Friday brings yet another…and the strongest cold front of the week to Minnesota.
Temps will not climb out of the 50s by Saturday, and this looks like the coldest air mass to visit the Upper Midwest in almost 5 months.
The last time the metro saw a high below 54 degrees was April 28th when the mercury staggered to 51 at MSP Airport.
As the cold air rushes south Friday night, it drags enough moisture along to produce some scattered showers…some of which may fall as s…s…snow from Duluth to Rice Lake. We can’t rule out a few flurries sneaking into the metro in the wee early dark hours of Saturday morning.
As the center of high pressure settles in Sunday morning, clear skies and lighter winds should set the stage perfectly for frost.
The models seem to settle in around 37 at MSP Airport around 7am Sunday, which is cold enough to produce some patchy frost at ground level.
At this point I would say the season’s 1st frost is likely in the north & east metro suburbs Sunday morning, and scattered frost is possible inside the 494/694 freeway ring in the core of the metro.
I don’t think we’ll reach 32F at MSP Airport. The average 1st 32 degree reading at MSP? October 7th.
Seeley: Coldest temps of the season so far this week in Minnesota
Yes it really was that cold this week!
Mark Seeley highlights some of the lows in this week’s “Weather Talk.” He also has some perspctive on the new long range outlooks from CPC issued Thursday.
Here’s a preview.
Topic: Cold temperatures, dry air
Both Tuesday and Wednesday brought cold temperatures to many northern Minnesota communities. High pressure, clear skies, and a dry air mass were conducive to significant overnight drops in temperature. Some communities set new low temperature records, including
For Tuesday, September 18th:
32 degrees F at Grand Forks, ND
28 degrees F at Wright
27 degrees F at Floodwood
26 degrees F at Kabetogama
24 degrees F at Orr
22 degrees F at Hibbing
21 degrees F at Babbitt
20 degrees F at International Falls and Embarrass
19 degrees F at Warroad (this was the lowest reading in the nation on September 18th)
For Wednesday, September 19th:
27 degrees F at Silver Bay and Grand Marais
25 degrees F at Kabetogama
23 degrees F at Orr
21 degrees F at Warraod
20 degrees F at Embarrass (this was the lowest in the nation on September 19th)
The air was so dry that dewpoints were in the low 20s F, far more typical of late November than mid-September. After relative humidity in many places ranged from 20 to 30 percent. As a result of the very dry air and windy conditions during the day, the National Weather Service issued a number of Red Flag warnings this week around the state
Topic: New climate outlooks
On Thursday of this week the NOAA Climate Prediction Center issued new seasonal climate outlooks. The temperature outlook for Minnesota favors above normal values over the October-December period. Actually this trend is seen for about 75 percent of the USA based on dynamical models and past trends. Little emphasis is placed on El Nino at the moment because it remains in a neutral state. The precipitation outlooks shows equal chances for above or below normal values over the October-December period across most of the USA except the southeastern and mid-Atlantic states which are expected to see above normal values.

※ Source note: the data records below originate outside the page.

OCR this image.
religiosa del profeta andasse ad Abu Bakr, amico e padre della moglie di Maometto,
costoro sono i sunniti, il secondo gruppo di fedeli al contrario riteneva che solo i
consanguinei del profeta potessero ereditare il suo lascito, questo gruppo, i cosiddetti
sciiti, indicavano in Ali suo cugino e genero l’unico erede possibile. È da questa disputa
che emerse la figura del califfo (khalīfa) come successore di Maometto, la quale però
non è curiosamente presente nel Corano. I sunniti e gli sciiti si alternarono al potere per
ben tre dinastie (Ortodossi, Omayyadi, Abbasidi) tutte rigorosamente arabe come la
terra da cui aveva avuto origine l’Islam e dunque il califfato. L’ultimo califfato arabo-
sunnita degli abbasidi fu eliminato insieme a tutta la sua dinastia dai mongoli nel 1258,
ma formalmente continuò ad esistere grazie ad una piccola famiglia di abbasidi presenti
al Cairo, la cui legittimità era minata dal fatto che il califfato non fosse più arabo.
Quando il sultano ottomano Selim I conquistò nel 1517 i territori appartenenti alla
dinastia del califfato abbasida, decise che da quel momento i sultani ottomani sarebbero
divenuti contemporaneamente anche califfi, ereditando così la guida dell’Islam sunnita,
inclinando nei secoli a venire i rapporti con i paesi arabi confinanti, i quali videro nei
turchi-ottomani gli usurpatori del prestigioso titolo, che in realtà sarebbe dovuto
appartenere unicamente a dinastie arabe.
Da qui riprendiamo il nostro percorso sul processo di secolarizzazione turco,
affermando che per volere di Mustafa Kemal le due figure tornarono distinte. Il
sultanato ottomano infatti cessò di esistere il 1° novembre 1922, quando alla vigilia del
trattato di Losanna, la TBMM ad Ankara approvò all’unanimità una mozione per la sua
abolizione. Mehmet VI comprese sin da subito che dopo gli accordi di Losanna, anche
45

Listen for more with Mark during the 6am hour Friday with Cathy Wurzer on MPR News network stations.
Stratocumulus “undulatus asperatus” in Missouri
Image credit: Wikipedia Commons
Can we get a new cloud please?
Here’s an organization I have to join.
The clouds have been discovered since 1951 but are not “officially” classified. The name translates approximately as “agitated waves.” They are often observed in the Midwest and appear to be associated with gravity waves.
Try that one at your next cocktail party this weekend, you’ll be a big hit. Promise.